Chemical dynamics via time-resolved photoelectron imaging

Kostya Pichugin, Emily Rose Grumbling, and Andrei Sanov. University of Arizona, Tucson, AZ

Photoelectron imaging is used to study the electronic states of chemical systems. Imaging allows not only the determination of electron kinetic energy, as in traditional photoelectron spectroscopy, but also yields information about parent orbital symmetry encoded in photoelectron angular distributions. Combining photoelectron imaging with pump-probe spectroscopy allows for the study of electronic rearrangements in real time.

This study focuses on the evolution of the electronic structure of I2- during dissociation. Excitation with an ultrashort (~100 fs) laser pump pulse brings the molecule to an excited dissociative state, from which an electron is detached by a second, probe pulse after a specific delay. Repeating this process for a series of pump-probe delays allows for complete mapping of the dissociation process. While the energetic asymptote is reached after 700 fs, the photoelectron anisotropy continues to evolve on a ps time scale.
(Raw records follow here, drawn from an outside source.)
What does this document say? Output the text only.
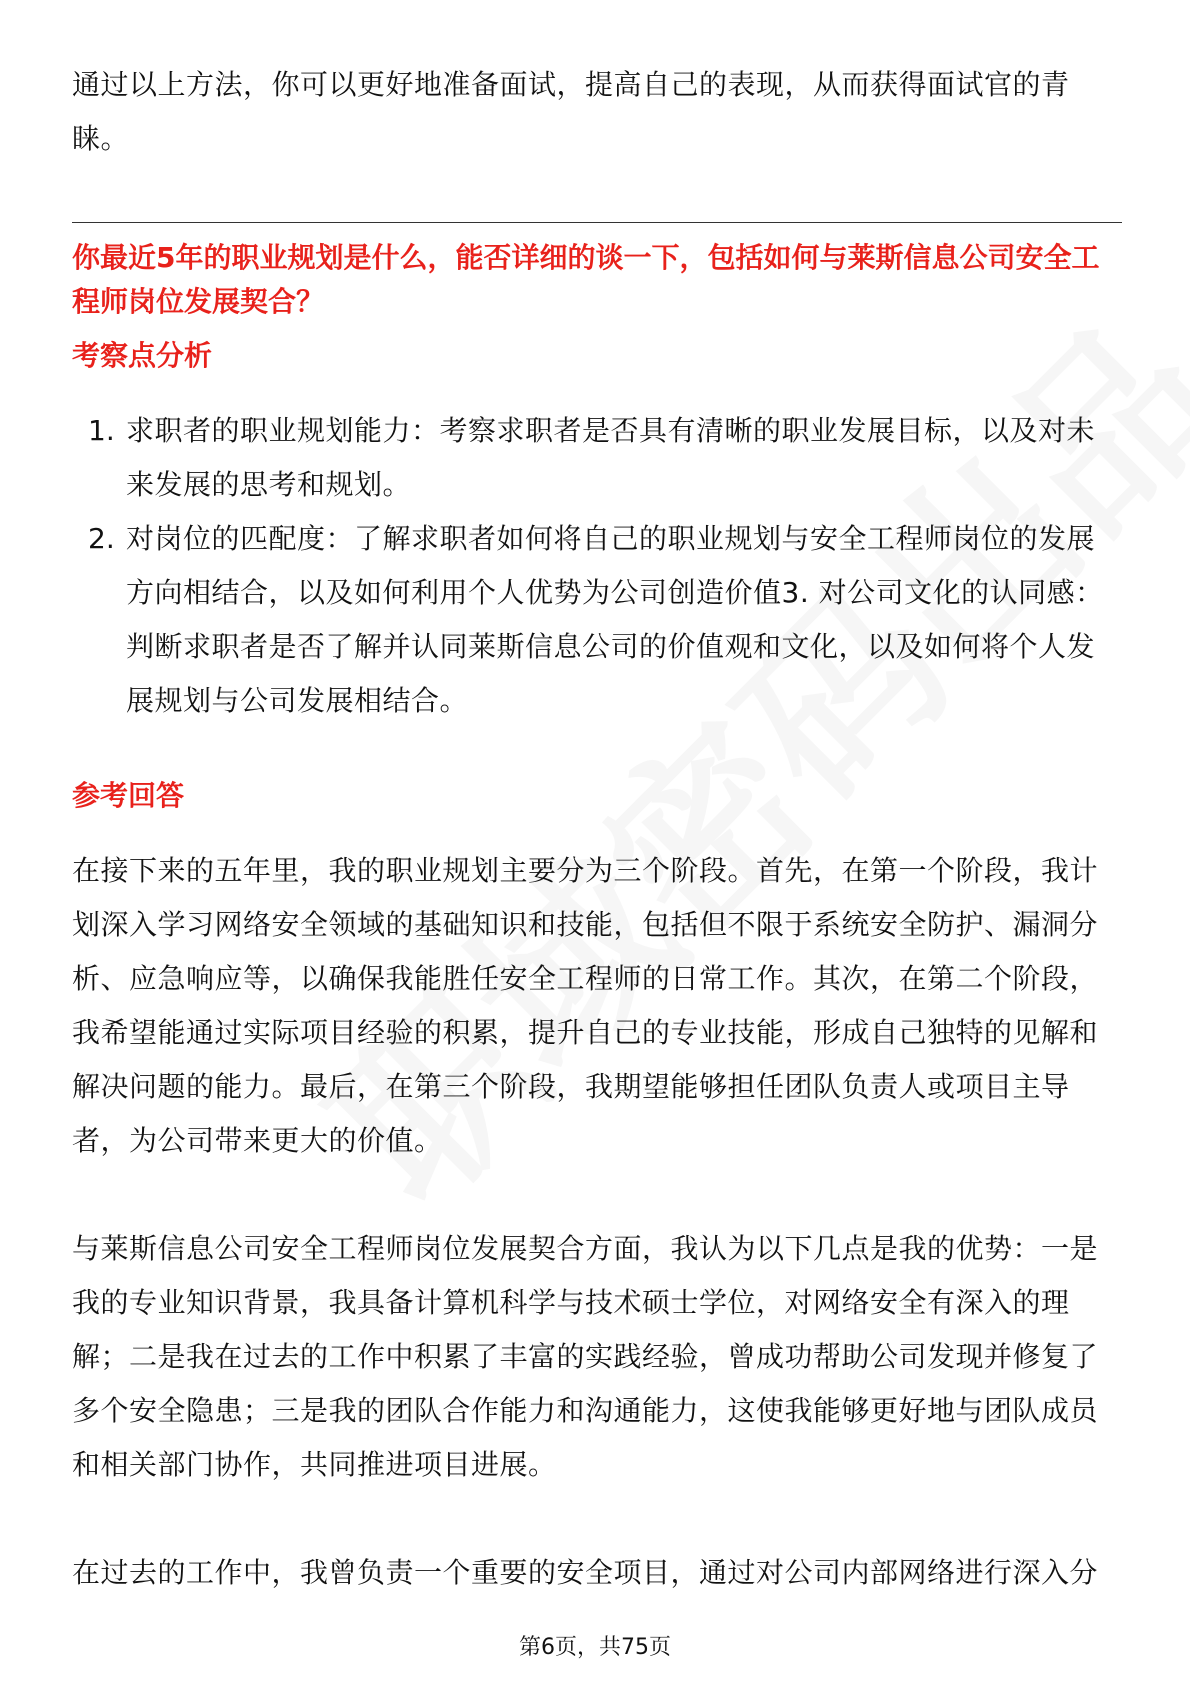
通过以上方法，你可以更好地准备面试，提高自己的表现，从而获得面试官的青睐。

你最近5年的职业规划是什么，能否详细的谈一下，包括如何与莱斯信息公司安全工程师岗位发展契合？

考察点分析

1. 求职者的职业规划能力：考察求职者是否具有清晰的职业发展目标，以及对未来发展的思考和规划。

2. 对岗位的匹配度：了解求职者如何将自己的职业规划与安全工程师岗位的发展方向相结合，以及如何利用个人优势为公司创造价值3. 对公司文化的认同感：判断求职者是否了解并认同莱斯信息公司的价值观和文化，以及如何将个人发展规划与公司发展相结合。

参考回答

在接下来的五年里，我的职业规划主要分为三个阶段。首先，在第一个阶段，我计划深入学习网络安全领域的基础知识和技能，包括但不限于系统安全防护、漏洞分析、应急响应等，以确保我能胜任安全工程师的日常工作。其次，在第二个阶段，我希望能通过实际项目经验的积累，提升自己的专业技能，形成自己独特的见解和解决问题的能力。最后，在第三个阶段，我期望能够担任团队负责人或项目主导者，为公司带来更大的价值。

与莱斯信息公司安全工程师岗位发展契合方面，我认为以下几点是我的优势：一是我的专业知识背景，我具备计算机科学与技术硕士学位，对网络安全有深入的理解；二是我在过去的工作中积累了丰富的实践经验，曾成功帮助公司发现并修复了多个安全隐患；三是我的团队合作能力和沟通能力，这使我能够更好地与团队成员和相关部门协作，共同推进项目进展。

在过去的工作中，我曾负责一个重要的安全项目，通过对公司内部网络进行深入分

第6页，共75页
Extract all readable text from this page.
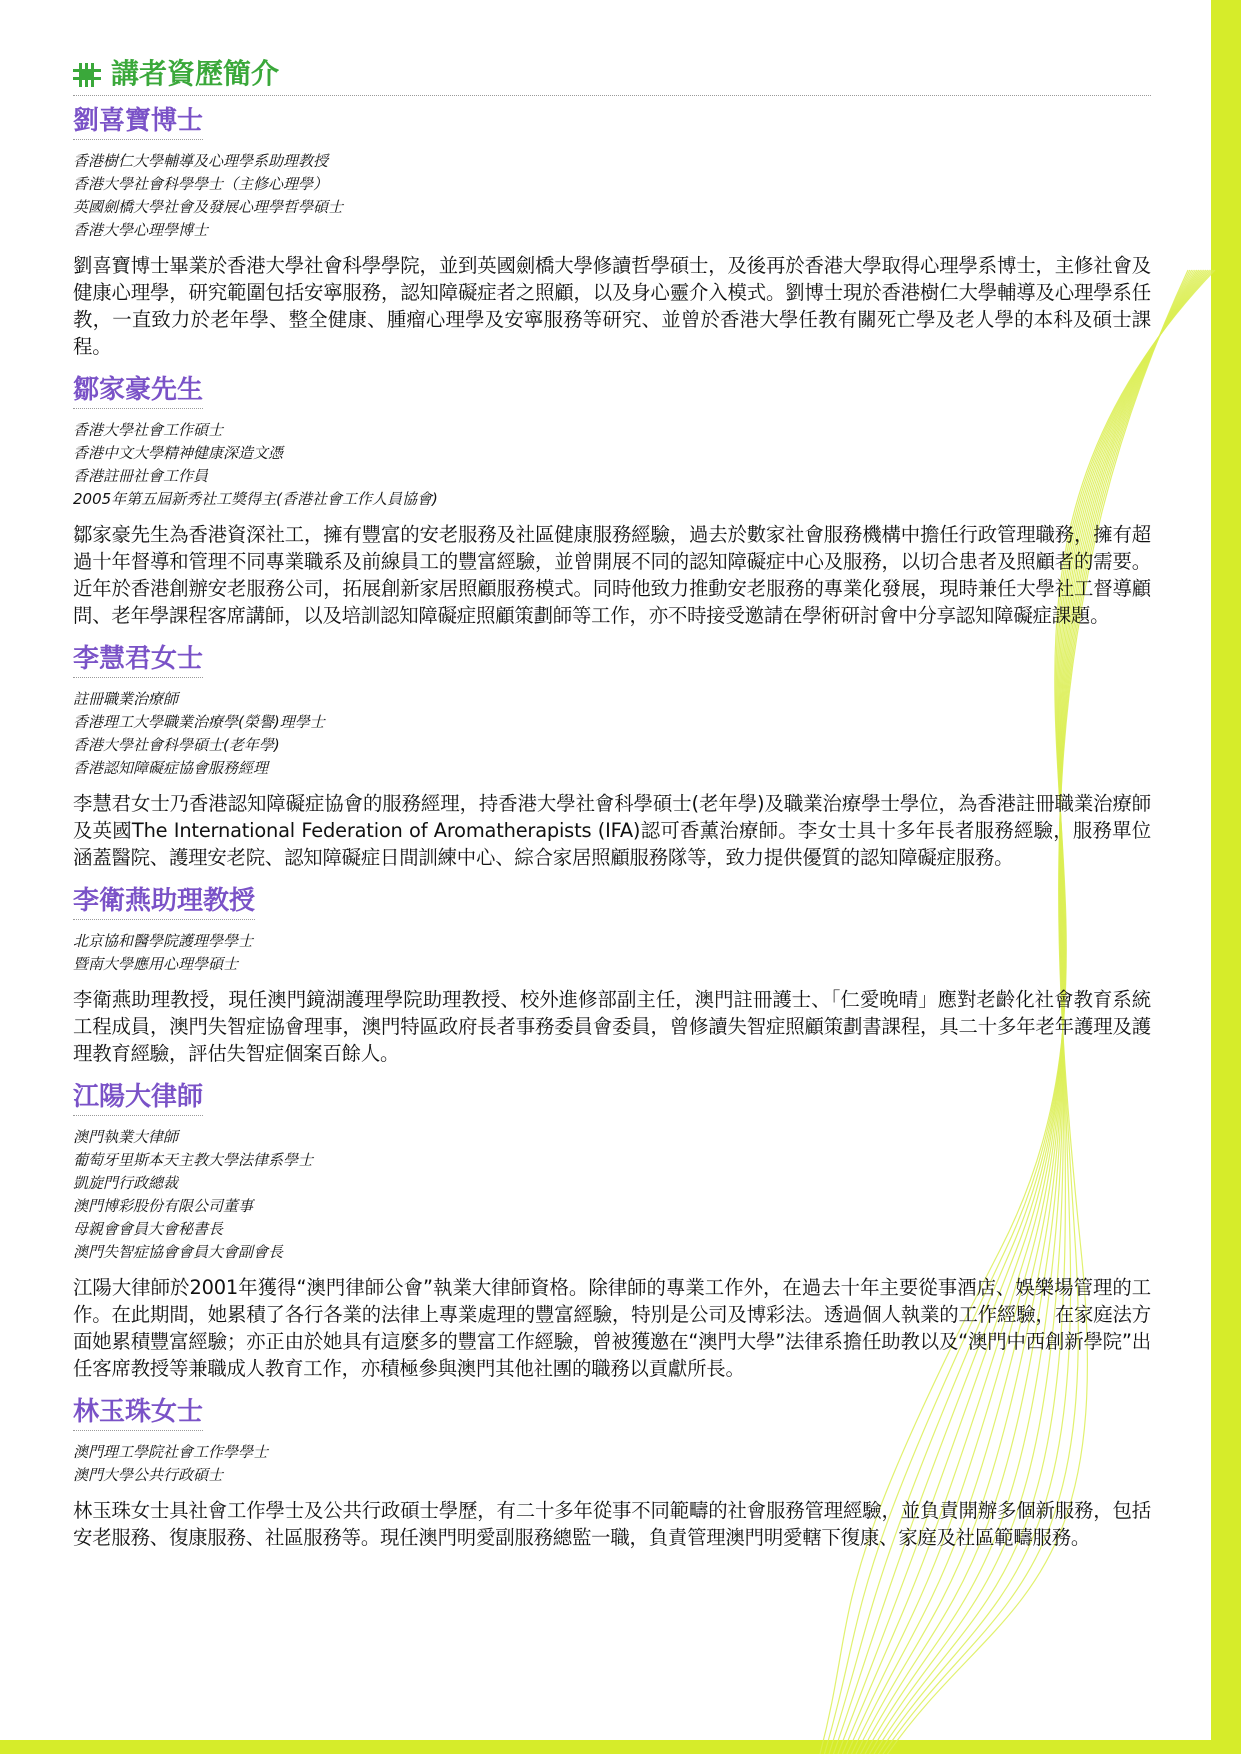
講者資歷簡介
劉喜寶博士
香港樹仁大學輔導及心理學系助理教授
香港大學社會科學學士（主修心理學）
英國劍橋大學社會及發展心理學哲學碩士
香港大學心理學博士

劉喜寶博士畢業於香港大學社會科學學院，並到英國劍橋大學修讀哲學碩士，及後再於香港大學取得心理學系博士，主修社會及健康心理學，研究範圍包括安寧服務，認知障礙症者之照顧，以及身心靈介入模式。劉博士現於香港樹仁大學輔導及心理學系任教，一直致力於老年學、整全健康、腫瘤心理學及安寧服務等研究、並曾於香港大學任教有關死亡學及老人學的本科及碩士課程。

鄒家豪先生
香港大學社會工作碩士
香港中文大學精神健康深造文憑
香港註冊社會工作員
2005年第五屆新秀社工獎得主(香港社會工作人員協會)

鄒家豪先生為香港資深社工，擁有豐富的安老服務及社區健康服務經驗，過去於數家社會服務機構中擔任行政管理職務，擁有超過十年督導和管理不同專業職系及前線員工的豐富經驗，並曾開展不同的認知障礙症中心及服務，以切合患者及照顧者的需要。近年於香港創辦安老服務公司，拓展創新家居照顧服務模式。同時他致力推動安老服務的專業化發展，現時兼任大學社工督導顧問、老年學課程客席講師，以及培訓認知障礙症照顧策劃師等工作，亦不時接受邀請在學術研討會中分享認知障礙症課題。

李慧君女士
註冊職業治療師
香港理工大學職業治療學(榮譽)理學士
香港大學社會科學碩士(老年學)
香港認知障礙症協會服務經理

李慧君女士乃香港認知障礙症協會的服務經理，持香港大學社會科學碩士(老年學)及職業治療學士學位，為香港註冊職業治療師及英國The International Federation of Aromatherapists (IFA)認可香薰治療師。李女士具十多年長者服務經驗，服務單位涵蓋醫院、護理安老院、認知障礙症日間訓練中心、綜合家居照顧服務隊等，致力提供優質的認知障礙症服務。

李衛燕助理教授
北京協和醫學院護理學學士
暨南大學應用心理學碩士

李衛燕助理教授，現任澳門鏡湖護理學院助理教授、校外進修部副主任，澳門註冊護士、「仁愛晚晴」應對老齡化社會教育系統工程成員，澳門失智症協會理事，澳門特區政府長者事務委員會委員，曾修讀失智症照顧策劃書課程，具二十多年老年護理及護理教育經驗，評估失智症個案百餘人。

江陽大律師
澳門執業大律師
葡萄牙里斯本天主教大學法律系學士
凱旋門行政總裁
澳門博彩股份有限公司董事
母親會會員大會秘書長
澳門失智症協會會員大會副會長

江陽大律師於2001年獲得“澳門律師公會”執業大律師資格。除律師的專業工作外，在過去十年主要從事酒店、娛樂場管理的工作。在此期間，她累積了各行各業的法律上專業處理的豐富經驗，特別是公司及博彩法。透過個人執業的工作經驗，在家庭法方面她累積豐富經驗；亦正由於她具有這麼多的豐富工作經驗，曾被獲邀在“澳門大學”法律系擔任助教以及“澳門中西創新學院”出任客席教授等兼職成人教育工作，亦積極參與澳門其他社團的職務以貢獻所長。

林玉珠女士
澳門理工學院社會工作學學士
澳門大學公共行政碩士

林玉珠女士具社會工作學士及公共行政碩士學歷，有二十多年從事不同範疇的社會服務管理經驗，並負責開辦多個新服務，包括安老服務、復康服務、社區服務等。現任澳門明愛副服務總監一職，負責管理澳門明愛轄下復康、家庭及社區範疇服務。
This can be explained as the persistence of I2- orbital inversion symmetry; even at an internuclear separation of ~35 Å, the extra electron remains delocalized around both nuclei. During detachment, the photoelectron behaves as a two-centered wavefront whose interference pattern depends upon the internuclear distance at the probe time. The system may thus be thought of as a molecular interferometer whose interference cycle is traced via the temporal variation in the photoelectron angular distribution.

We also present recent results in the study of the dissociation of N2O2- via a similar excitation and photodetachment scheme.